O porta-voz vincou que a actuação do Executivo assenta no dever constitucional de proteger o património público e garantir que a exploração mineira traga ganhos equilibrados ao País, justificando que a proposta apresentada aos investidores reflete uma análise ponderada e justa das receitas extractivas.

“A obrigação deste e de qualquer governo é de proteger os seus bens, os bens das suas populações, valorizar os produtos das suas populações, aceitar que os negócios aconteçam, mas que a boa fé prevaleça. Das análises feitas, Moçambique entende que pode tirar maiores benefícios da exploração do recurso natural que está a ser feito naquele local”, destacou Impissa.

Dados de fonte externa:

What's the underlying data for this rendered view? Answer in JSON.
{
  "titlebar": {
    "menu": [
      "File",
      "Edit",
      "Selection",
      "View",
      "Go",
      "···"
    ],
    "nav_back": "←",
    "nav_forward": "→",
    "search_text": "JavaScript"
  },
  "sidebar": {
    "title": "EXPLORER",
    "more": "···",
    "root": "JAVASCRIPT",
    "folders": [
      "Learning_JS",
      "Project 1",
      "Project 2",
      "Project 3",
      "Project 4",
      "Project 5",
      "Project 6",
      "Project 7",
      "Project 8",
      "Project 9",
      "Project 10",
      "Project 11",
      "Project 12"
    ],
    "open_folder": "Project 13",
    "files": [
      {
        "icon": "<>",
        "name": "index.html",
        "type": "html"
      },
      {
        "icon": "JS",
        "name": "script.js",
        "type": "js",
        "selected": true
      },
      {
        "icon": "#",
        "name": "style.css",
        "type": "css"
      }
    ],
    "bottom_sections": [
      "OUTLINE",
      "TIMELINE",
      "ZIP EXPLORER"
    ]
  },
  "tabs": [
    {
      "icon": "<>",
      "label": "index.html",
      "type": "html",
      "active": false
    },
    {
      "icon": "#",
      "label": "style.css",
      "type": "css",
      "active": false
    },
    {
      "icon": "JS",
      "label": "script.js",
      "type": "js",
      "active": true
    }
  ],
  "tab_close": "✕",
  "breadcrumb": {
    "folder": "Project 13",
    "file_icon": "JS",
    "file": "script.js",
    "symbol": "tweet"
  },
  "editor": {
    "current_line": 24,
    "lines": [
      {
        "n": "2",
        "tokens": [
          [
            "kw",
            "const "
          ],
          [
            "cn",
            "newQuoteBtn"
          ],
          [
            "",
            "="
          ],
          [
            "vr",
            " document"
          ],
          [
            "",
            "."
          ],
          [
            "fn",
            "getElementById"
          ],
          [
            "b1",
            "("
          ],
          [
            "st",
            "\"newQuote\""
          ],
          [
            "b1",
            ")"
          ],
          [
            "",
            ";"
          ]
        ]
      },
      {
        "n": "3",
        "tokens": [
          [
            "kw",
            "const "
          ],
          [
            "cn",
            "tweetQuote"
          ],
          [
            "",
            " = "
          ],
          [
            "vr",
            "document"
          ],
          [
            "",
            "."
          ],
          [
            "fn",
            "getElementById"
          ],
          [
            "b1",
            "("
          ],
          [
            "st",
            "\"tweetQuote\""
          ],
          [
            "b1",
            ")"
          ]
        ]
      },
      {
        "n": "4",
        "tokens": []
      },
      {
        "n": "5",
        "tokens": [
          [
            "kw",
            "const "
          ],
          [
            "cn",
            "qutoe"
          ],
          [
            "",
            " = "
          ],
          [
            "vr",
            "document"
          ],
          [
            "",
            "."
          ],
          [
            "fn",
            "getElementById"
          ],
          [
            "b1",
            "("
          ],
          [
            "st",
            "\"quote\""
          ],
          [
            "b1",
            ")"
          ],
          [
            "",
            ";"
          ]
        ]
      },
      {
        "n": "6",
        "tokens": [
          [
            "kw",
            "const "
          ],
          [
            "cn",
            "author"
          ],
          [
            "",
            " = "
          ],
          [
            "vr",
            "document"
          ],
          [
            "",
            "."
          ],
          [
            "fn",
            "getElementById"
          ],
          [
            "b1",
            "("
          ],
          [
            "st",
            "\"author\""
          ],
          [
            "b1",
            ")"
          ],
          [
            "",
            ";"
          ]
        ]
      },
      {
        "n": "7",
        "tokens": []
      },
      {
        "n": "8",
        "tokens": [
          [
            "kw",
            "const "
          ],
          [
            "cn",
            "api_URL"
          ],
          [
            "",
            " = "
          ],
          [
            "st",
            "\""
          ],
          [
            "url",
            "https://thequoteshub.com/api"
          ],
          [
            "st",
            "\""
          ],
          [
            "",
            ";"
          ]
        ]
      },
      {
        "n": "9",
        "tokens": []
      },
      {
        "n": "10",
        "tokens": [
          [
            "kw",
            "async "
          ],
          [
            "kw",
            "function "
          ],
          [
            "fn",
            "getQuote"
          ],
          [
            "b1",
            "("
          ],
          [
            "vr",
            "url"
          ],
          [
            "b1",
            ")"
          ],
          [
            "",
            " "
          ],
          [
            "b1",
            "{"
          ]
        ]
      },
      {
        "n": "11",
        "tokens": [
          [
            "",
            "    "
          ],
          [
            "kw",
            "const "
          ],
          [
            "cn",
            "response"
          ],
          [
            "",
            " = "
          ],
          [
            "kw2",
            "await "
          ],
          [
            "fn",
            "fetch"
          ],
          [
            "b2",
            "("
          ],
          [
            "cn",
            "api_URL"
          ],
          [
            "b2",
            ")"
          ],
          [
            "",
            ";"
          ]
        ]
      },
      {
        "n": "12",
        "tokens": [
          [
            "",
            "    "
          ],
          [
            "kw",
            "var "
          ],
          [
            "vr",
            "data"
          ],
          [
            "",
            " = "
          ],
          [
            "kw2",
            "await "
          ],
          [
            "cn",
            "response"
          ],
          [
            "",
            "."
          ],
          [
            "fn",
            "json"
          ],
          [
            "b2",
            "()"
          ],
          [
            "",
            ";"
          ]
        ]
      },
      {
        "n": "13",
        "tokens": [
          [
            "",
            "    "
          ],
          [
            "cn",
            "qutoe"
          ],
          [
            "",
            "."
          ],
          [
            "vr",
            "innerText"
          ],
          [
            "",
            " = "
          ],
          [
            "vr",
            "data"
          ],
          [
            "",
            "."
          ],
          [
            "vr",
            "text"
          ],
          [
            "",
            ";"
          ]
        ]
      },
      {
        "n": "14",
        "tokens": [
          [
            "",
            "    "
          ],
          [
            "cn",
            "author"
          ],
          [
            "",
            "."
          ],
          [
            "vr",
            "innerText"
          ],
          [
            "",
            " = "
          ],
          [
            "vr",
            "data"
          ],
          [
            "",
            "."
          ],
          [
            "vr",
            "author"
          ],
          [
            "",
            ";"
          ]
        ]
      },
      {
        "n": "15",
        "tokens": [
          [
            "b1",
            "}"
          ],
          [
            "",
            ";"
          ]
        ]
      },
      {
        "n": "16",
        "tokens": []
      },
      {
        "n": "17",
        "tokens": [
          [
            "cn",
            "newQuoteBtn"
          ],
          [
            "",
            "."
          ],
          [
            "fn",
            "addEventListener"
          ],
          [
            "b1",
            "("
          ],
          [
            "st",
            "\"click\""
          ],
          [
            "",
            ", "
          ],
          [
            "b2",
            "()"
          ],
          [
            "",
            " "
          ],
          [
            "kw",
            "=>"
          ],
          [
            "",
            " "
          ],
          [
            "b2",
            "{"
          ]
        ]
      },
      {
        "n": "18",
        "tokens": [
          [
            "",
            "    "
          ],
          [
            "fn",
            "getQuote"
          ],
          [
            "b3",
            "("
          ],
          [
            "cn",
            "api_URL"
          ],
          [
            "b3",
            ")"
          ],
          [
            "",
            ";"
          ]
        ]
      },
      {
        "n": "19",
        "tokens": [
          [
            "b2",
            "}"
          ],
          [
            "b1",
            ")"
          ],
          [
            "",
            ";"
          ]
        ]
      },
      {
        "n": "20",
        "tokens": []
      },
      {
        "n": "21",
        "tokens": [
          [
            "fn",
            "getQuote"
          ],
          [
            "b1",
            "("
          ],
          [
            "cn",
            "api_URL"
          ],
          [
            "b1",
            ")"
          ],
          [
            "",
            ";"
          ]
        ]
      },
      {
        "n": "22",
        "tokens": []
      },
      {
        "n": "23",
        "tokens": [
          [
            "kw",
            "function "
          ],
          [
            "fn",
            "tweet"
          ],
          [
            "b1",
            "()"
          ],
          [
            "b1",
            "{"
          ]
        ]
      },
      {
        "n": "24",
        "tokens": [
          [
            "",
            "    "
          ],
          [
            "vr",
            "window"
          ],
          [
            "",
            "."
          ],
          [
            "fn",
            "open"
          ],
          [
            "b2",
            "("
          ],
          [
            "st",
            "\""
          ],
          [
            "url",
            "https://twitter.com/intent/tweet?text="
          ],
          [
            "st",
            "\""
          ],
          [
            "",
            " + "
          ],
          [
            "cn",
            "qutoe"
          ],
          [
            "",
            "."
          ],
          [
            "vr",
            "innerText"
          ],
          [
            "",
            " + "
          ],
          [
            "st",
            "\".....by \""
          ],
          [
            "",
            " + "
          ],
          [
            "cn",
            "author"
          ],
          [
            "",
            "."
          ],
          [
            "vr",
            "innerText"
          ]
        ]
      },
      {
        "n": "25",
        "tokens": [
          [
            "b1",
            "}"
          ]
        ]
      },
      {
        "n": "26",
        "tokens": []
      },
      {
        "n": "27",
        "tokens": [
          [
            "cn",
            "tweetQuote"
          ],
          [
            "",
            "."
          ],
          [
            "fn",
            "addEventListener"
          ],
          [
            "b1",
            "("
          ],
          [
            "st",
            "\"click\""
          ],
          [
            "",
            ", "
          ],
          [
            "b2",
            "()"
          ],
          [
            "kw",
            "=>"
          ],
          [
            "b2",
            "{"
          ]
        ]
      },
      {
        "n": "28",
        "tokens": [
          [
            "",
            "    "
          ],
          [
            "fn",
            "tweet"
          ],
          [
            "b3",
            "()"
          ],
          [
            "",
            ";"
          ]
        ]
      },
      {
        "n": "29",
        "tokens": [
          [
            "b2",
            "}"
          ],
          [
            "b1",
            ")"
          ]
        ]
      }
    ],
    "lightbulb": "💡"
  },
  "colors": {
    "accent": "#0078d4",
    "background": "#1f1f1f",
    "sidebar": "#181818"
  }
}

Apesar da rigidez na proposta governamental, que se mantém inalterada desde o ano passado, o Executivo garante que as operações da mineradora continuam a decorrer sem sobressaltos, fruto da relação de boa-fé mantida entre o Estado e a concessionária enquanto decorre a busca por um consenso definitivo.

“A Kenmare continua a operar normalmente, mesmo tendo terminado o período da primeira concessão, porque nós acreditamos na boa-fé e na boa vontade. O normal seria parar as operações e sentar a conversar, onde perdíamos todos. Mas, o Governo continua aberto a negociar para garantir que o interesse nacional seja garantido, sem pôr em causa o negócio, mas de forma lícita, onde todos ganham e em particular a população moçambicana”, rematou.